GSD has three open dispensaries, the maximum allowed under its permit, at heavily trafficked highway locations throughout the central region of the state, as well as approximately 30,000 sq. ft. of operational cultivation and production facilities. An additional 75,000 sq. ft. of cultivation is under construction.

“We are thrilled to be welcoming Garden State Dispensary to the Ayr team and for the opportunity to serve the New Jersey cannabis marketplace. New Jersey presents a tremendous opportunity for Ayr, with high population density, a noted demand for cannabis, a disciplined license structure and adult-use sales rapidly approaching. We look forward to introducing the great people of New Jersey to our quality offerings, including key brands such as Origyn Extracts and Kynd premium flower, via our three retail locations and in the broader wholesale market,” said Jonathan Sandelman, Founder, CEO and Chairman of Ayr.
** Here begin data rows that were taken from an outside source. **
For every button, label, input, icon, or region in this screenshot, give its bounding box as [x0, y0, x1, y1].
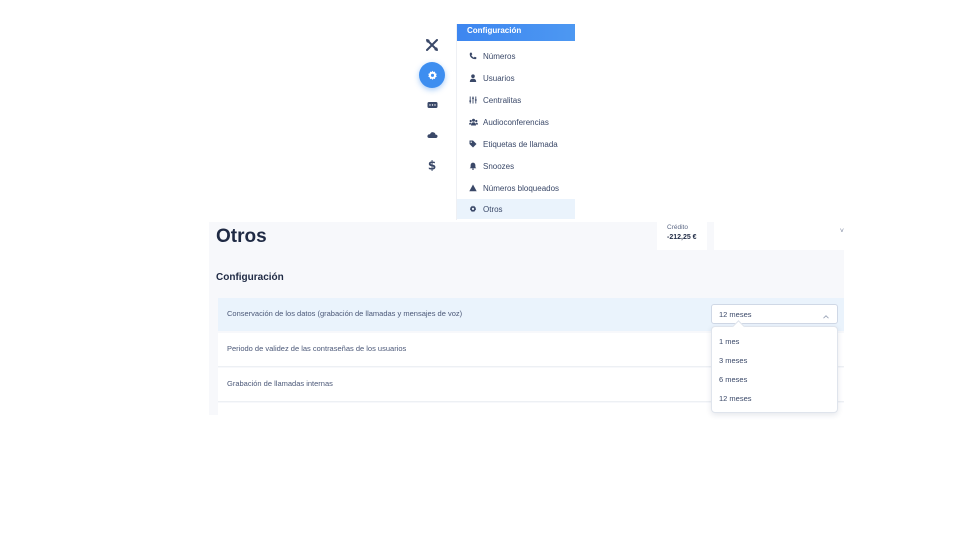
menu-item-otros[interactable]: Otros: [457, 199, 575, 219]
credit-card: Crédito -212,25 €: [657, 222, 707, 250]
dropdown-option[interactable]: 12 meses: [719, 394, 752, 403]
gear-icon[interactable]: [419, 62, 445, 88]
warning-icon: [468, 183, 478, 193]
menu-item-label: Usuarios: [483, 73, 515, 83]
chevron-up-icon: [821, 309, 831, 319]
menu-header: Configuración: [457, 24, 575, 41]
dropdown-option[interactable]: 1 mes: [719, 337, 739, 346]
menu-item-label: Otros: [483, 204, 503, 214]
gear-icon: [468, 204, 478, 214]
tools-icon[interactable]: [421, 34, 443, 56]
chevron-down-icon[interactable]: ˅: [840, 228, 844, 235]
icon-rail: $: [421, 24, 455, 220]
menu-item-numeros-bloqueados[interactable]: Números bloqueados: [457, 178, 575, 198]
account-card[interactable]: ˅: [714, 222, 844, 250]
cloud-icon[interactable]: [421, 124, 443, 146]
menu-item-label: Números: [483, 51, 516, 61]
config-menu: Configuración Números Usuarios Centralit…: [456, 24, 575, 220]
setting-label: Grabación de llamadas internas: [227, 379, 333, 388]
user-icon: [468, 73, 478, 83]
retention-select[interactable]: 12 meses: [711, 304, 838, 324]
menu-item-snoozes[interactable]: Snoozes: [457, 156, 575, 176]
page-title: Otros: [216, 226, 267, 247]
menu-item-usuarios[interactable]: Usuarios: [457, 68, 575, 88]
bell-icon: [468, 161, 478, 171]
select-value: 12 meses: [719, 310, 752, 319]
menu-item-label: Snoozes: [483, 161, 515, 171]
svg-text:$: $: [428, 159, 436, 171]
menu-item-audioconferencias[interactable]: Audioconferencias: [457, 112, 575, 132]
section-title: Configuración: [216, 272, 284, 283]
credit-value: -212,25 €: [667, 234, 697, 241]
phone-icon: [468, 51, 478, 61]
menu-item-centralitas[interactable]: Centralitas: [457, 90, 575, 110]
users-icon: [468, 117, 478, 127]
menu-item-label: Números bloqueados: [483, 183, 560, 193]
menu-item-label: Audioconferencias: [483, 117, 549, 127]
credit-label: Crédito: [667, 224, 688, 231]
retention-dropdown: 1 mes 3 meses 6 meses 12 meses: [711, 320, 838, 413]
setting-label: Periodo de validez de las contraseñas de…: [227, 344, 407, 353]
dollar-icon[interactable]: $: [421, 154, 443, 176]
sliders-icon: [468, 95, 478, 105]
dropdown-option[interactable]: 3 meses: [719, 356, 747, 365]
menu-item-label: Etiquetas de llamada: [483, 139, 558, 149]
message-icon[interactable]: [421, 94, 443, 116]
tag-icon: [468, 139, 478, 149]
menu-item-label: Centralitas: [483, 95, 522, 105]
dropdown-option[interactable]: 6 meses: [719, 375, 747, 384]
setting-label: Conservación de los datos (grabación de …: [227, 309, 463, 318]
menu-item-etiquetas[interactable]: Etiquetas de llamada: [457, 134, 575, 154]
menu-item-numeros[interactable]: Números: [457, 46, 575, 66]
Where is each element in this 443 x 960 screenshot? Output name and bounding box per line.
Total up-front consideration of US$101 million includes US$41 million in cash, US$30 million in exchangeable shares and US$30 million in the form of a promissory note. Earn-outs based on exceeding revenue target thresholds in 2022 will be capped at a maximum of US$97 million and payable in a combination of cash, promissory notes and exchangeable shares. Including the maximum earn-out consideration, the Company estimates this represents a forward multiple of approximately 4x anticipated 2022 Adjusted EBITDA1.

The New Jersey Cannabis Regulatory Commission (“CRC”) approved CSAC Acquisition NJ Corp., a wholly owned Ayr subsidiary, to acquire 100% of the membership interests in GSD NJ LLC, during its meeting on September 14, 2021.
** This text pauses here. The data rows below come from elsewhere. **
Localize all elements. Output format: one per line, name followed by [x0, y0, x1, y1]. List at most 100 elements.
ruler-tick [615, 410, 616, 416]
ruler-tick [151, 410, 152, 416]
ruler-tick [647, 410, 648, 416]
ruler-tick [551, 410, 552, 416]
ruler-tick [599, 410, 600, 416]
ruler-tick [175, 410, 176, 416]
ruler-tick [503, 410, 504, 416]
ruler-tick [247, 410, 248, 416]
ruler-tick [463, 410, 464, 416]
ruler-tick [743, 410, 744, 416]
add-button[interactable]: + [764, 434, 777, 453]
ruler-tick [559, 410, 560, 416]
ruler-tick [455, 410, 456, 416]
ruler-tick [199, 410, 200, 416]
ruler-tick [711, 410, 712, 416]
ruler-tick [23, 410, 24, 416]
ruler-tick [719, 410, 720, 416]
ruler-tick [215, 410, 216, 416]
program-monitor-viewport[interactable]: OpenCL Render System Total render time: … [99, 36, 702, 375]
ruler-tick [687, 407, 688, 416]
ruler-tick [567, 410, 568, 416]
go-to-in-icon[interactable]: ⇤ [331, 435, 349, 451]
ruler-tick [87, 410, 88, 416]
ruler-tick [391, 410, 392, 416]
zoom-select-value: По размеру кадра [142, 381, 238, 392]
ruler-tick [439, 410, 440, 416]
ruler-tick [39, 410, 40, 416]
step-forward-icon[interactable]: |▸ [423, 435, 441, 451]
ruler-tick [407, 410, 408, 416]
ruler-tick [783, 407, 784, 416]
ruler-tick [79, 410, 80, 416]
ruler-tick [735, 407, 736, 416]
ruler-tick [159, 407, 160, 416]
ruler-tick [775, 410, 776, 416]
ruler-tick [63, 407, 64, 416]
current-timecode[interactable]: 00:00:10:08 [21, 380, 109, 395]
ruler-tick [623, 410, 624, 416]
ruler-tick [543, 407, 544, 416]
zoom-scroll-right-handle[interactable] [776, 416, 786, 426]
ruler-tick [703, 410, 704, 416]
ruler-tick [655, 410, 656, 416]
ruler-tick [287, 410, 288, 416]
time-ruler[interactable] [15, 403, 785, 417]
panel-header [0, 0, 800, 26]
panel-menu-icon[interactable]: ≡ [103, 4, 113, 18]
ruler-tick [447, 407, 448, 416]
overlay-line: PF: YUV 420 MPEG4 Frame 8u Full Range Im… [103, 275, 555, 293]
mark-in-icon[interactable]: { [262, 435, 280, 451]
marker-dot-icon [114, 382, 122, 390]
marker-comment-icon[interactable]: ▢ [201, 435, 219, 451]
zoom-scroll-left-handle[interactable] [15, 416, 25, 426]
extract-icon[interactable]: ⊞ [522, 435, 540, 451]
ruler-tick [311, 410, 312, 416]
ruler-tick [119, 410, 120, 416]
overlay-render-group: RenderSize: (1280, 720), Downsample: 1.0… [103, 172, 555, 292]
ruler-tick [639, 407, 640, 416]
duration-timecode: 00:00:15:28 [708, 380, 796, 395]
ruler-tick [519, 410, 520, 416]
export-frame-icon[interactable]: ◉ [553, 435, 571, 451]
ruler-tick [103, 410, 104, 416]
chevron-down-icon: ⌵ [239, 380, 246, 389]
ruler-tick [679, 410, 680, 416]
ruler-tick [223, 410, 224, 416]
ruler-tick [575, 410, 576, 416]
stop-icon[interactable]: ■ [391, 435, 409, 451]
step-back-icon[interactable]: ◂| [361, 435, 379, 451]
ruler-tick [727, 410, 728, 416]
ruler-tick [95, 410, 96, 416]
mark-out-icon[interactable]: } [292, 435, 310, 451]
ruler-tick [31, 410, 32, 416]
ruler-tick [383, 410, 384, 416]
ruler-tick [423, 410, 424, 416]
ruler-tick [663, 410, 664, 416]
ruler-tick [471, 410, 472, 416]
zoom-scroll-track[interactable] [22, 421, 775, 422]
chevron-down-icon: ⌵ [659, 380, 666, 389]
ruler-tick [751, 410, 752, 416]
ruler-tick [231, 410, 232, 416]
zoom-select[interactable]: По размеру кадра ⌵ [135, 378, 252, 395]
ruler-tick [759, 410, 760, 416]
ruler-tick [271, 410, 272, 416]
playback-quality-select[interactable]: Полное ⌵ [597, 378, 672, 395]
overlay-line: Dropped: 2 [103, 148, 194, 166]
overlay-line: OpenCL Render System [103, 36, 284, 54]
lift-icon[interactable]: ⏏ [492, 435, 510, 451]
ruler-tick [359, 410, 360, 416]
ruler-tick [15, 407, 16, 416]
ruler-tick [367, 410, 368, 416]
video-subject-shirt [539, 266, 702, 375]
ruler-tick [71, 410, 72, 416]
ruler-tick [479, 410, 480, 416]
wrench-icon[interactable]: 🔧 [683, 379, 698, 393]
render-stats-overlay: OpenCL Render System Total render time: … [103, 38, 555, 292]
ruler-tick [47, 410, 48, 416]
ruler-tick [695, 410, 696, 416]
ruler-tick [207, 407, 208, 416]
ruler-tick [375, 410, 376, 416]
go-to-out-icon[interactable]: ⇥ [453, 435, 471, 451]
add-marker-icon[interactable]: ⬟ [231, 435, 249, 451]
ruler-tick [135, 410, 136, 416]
In November 2020, New Jersey voters approved a referendum legalizing cannabis for adult use in the state. In February 2021, legislation implementing legalization was enacted that will enable the current 12 medical cannabis permit holders to be first to market when the CRC creates a regulatory framework and permits adult-use sales to commence. BDSA estimates the adult-use market size, once sales commence, to reach US$1 billion in 2022. New Jersey is the 11th most populous state in the U.S. with 9 million residents and currently has 36 approved dispensary licenses (19 of which are operational) and 12 approved cultivators.

Non-GAAP Measures
“Adjusted EBITDA” represents loss from operations, as reported, before interest and tax, adjusted to exclude non-recurring items, other non-cash items, including depreciation and amortization, and further adjusted to remove non-cash stock-based compensation, the accounting for the incremental costs to acquire cannabis inventory in a business combination, acquisition related costs, and start-up costs. A reconciliation of how Ayr calculates Adjusted EBITDA and other disclosures concerning non-GAAP measures is provided in our MD&A for the six months ended June 30, 2021. The Company believes that these non-GAAP financial measures provide meaningful supplemental information regarding the Company’s performances and may be useful to investors because they allow for greater transparency with respect to key metrics used by management in its financial and operational decision-making. These financial measures are intended to provide investors with supplemental measures of the Company’s operating performances and thus highlight trends in the Company’s core businesses that may not otherwise be apparent when solely relying on the GAAP measures.